Ai piedi dei monti Qilian, nella Cina nord-occidentale, un intero branco di cervi nobili ha trovato casa in quello che viene chiamato, non a caso, il Parco del Cervo Divino. È qui, nella contea autonoma Yugur di Sunan, provincia del Gansu, che un drone ha immortalato lo scorso 5 agosto centinaia di questi esemplari mentre riposavano e cercavano cibo tra le praterie del parco, offrendo un’immagine dall’alto di rara suggestione.

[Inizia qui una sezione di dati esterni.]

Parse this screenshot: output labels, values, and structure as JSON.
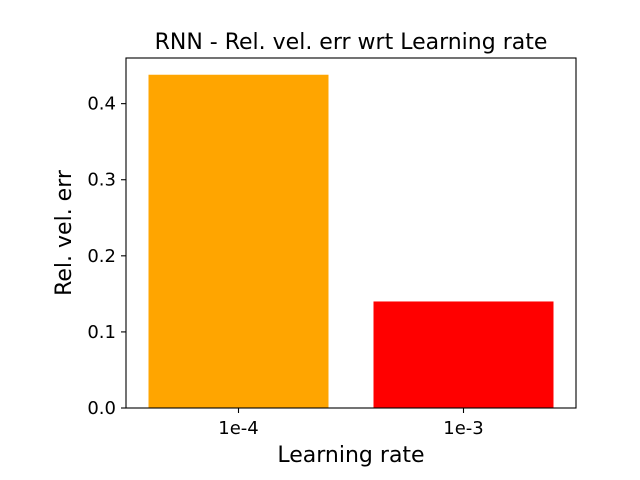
{
  "chart_data": {
    "type": "bar",
    "title": "RNN - Rel. vel. err wrt Learning rate",
    "xlabel": "Learning rate",
    "ylabel": "Rel. vel. err",
    "categories": [
      "1e-4",
      "1e-3"
    ],
    "values": [
      0.438,
      0.14
    ],
    "colors": [
      "#ffa500",
      "#ff0000"
    ],
    "ylim": [
      0,
      0.46
    ],
    "yticks": [
      0.0,
      0.1,
      0.2,
      0.3,
      0.4
    ],
    "ytick_labels": [
      "0.0",
      "0.1",
      "0.2",
      "0.3",
      "0.4"
    ],
    "grid": false,
    "legend": "none"
  }
}
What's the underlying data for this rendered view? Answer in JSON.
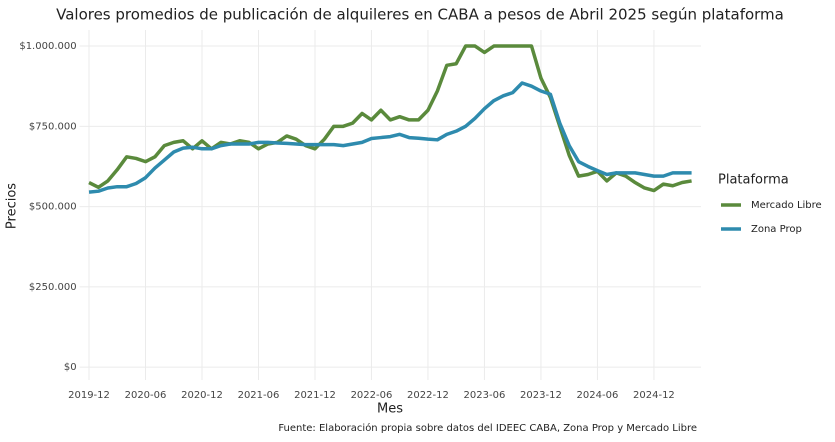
{
  "chart_data": {
    "type": "line",
    "title": "Valores promedios de publicación de alquileres en CABA a pesos de Abril 2025 según plataforma",
    "x_label": "Mes",
    "y_label": "Precios",
    "caption": "Fuente: Elaboración propia sobre datos del IDEEC CABA, Zona Prop y Mercado Libre",
    "legend_title": "Plataforma",
    "legend": "right",
    "grid": true,
    "x": [
      "2019-12",
      "2020-01",
      "2020-02",
      "2020-03",
      "2020-04",
      "2020-05",
      "2020-06",
      "2020-07",
      "2020-08",
      "2020-09",
      "2020-10",
      "2020-11",
      "2020-12",
      "2021-01",
      "2021-02",
      "2021-03",
      "2021-04",
      "2021-05",
      "2021-06",
      "2021-07",
      "2021-08",
      "2021-09",
      "2021-10",
      "2021-11",
      "2021-12",
      "2022-01",
      "2022-02",
      "2022-03",
      "2022-04",
      "2022-05",
      "2022-06",
      "2022-07",
      "2022-08",
      "2022-09",
      "2022-10",
      "2022-11",
      "2022-12",
      "2023-01",
      "2023-02",
      "2023-03",
      "2023-04",
      "2023-05",
      "2023-06",
      "2023-07",
      "2023-08",
      "2023-09",
      "2023-10",
      "2023-11",
      "2023-12",
      "2024-01",
      "2024-02",
      "2024-03",
      "2024-04",
      "2024-05",
      "2024-06",
      "2024-07",
      "2024-08",
      "2024-09",
      "2024-10",
      "2024-11",
      "2024-12",
      "2025-01",
      "2025-02",
      "2025-03",
      "2025-04"
    ],
    "series": [
      {
        "name": "Mercado Libre",
        "color": "#5a8a3c",
        "values": [
          575000,
          560000,
          580000,
          615000,
          655000,
          650000,
          640000,
          655000,
          690000,
          700000,
          705000,
          680000,
          705000,
          680000,
          700000,
          695000,
          705000,
          700000,
          680000,
          695000,
          700000,
          720000,
          710000,
          690000,
          680000,
          710000,
          750000,
          750000,
          760000,
          790000,
          770000,
          800000,
          770000,
          780000,
          770000,
          770000,
          800000,
          860000,
          940000,
          945000,
          1000000,
          1000000,
          980000,
          1000000,
          1000000,
          1000000,
          1000000,
          1000000,
          900000,
          840000,
          750000,
          660000,
          595000,
          600000,
          610000,
          580000,
          605000,
          595000,
          575000,
          558000,
          550000,
          570000,
          565000,
          575000,
          580000
        ]
      },
      {
        "name": "Zona Prop",
        "color": "#2e8bae",
        "values": [
          545000,
          548000,
          558000,
          562000,
          562000,
          572000,
          590000,
          620000,
          645000,
          670000,
          682000,
          685000,
          680000,
          680000,
          690000,
          695000,
          695000,
          695000,
          700000,
          700000,
          698000,
          697000,
          695000,
          693000,
          693000,
          693000,
          693000,
          690000,
          695000,
          700000,
          712000,
          715000,
          718000,
          725000,
          715000,
          713000,
          710000,
          708000,
          725000,
          735000,
          750000,
          775000,
          805000,
          830000,
          845000,
          855000,
          885000,
          875000,
          860000,
          850000,
          760000,
          690000,
          640000,
          625000,
          612000,
          600000,
          605000,
          605000,
          605000,
          600000,
          595000,
          595000,
          605000,
          605000,
          605000
        ]
      }
    ],
    "xlim": [
      "2019-11",
      "2025-05"
    ],
    "xticks": [
      "2019-12",
      "2020-06",
      "2020-12",
      "2021-06",
      "2021-12",
      "2022-06",
      "2022-12",
      "2023-06",
      "2023-12",
      "2024-06",
      "2024-12"
    ],
    "ylim": [
      -40000,
      1050000
    ],
    "yticks": [
      {
        "value": 0,
        "label": "$0"
      },
      {
        "value": 250000,
        "label": "$250.000"
      },
      {
        "value": 500000,
        "label": "$500.000"
      },
      {
        "value": 750000,
        "label": "$750.000"
      },
      {
        "value": 1000000,
        "label": "$1.000.000"
      }
    ]
  }
}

Non si tratta di un avvistamento occasionale: nel corso dell’intera estate, centinaia di cervi nobili sono stati osservati muoversi liberamente in questo angolo di natura, sede di un allevamento che negli anni è diventato molto più di una semplice attività zootecnica.
A rendere ancora più vivo questo scorcio di Gansu è il contatto diretto tra animali e visitatori: sempre il 5 agosto, alcuni turisti sono stati fotografati mentre davano da mangiare ai cervi nobili all’interno del parco, in un momento di incontro ravvicinato che è ormai parte integrante dell’esperienza offerta ai visitatori e che racconta, forse meglio di ogni altra immagine, il legame che il progetto prova a costruire tra uomo e natura.
Il governo locale, infatti, ha scelto di puntare su questo patrimonio naturale per costruire qualcosa di più ambizioso: una vera e propria destinazione di ecoturismo. L’allevamento dei cervi si intreccia così con le praterie spettacolari dei monti Qilian e con le tradizioni del gruppo etnico Yugur, in un progetto che mette insieme attività ricreative, percorsi turistici e divulgazione scientifica.
Il risultato è un modello di sviluppo che prova a tenere insieme tutela ambientale, valorizzazione culturale e opportunità economiche per il territorio — trasformando un allevamento di cervi ai margini dell’altopiano in un piccolo polo di attrazione per chi cerca un turismo diverso, più lento e più vicino alla natura, dove dare da mangiare a un cervo nobile può diventare il ricordo più autentico di un viaggio.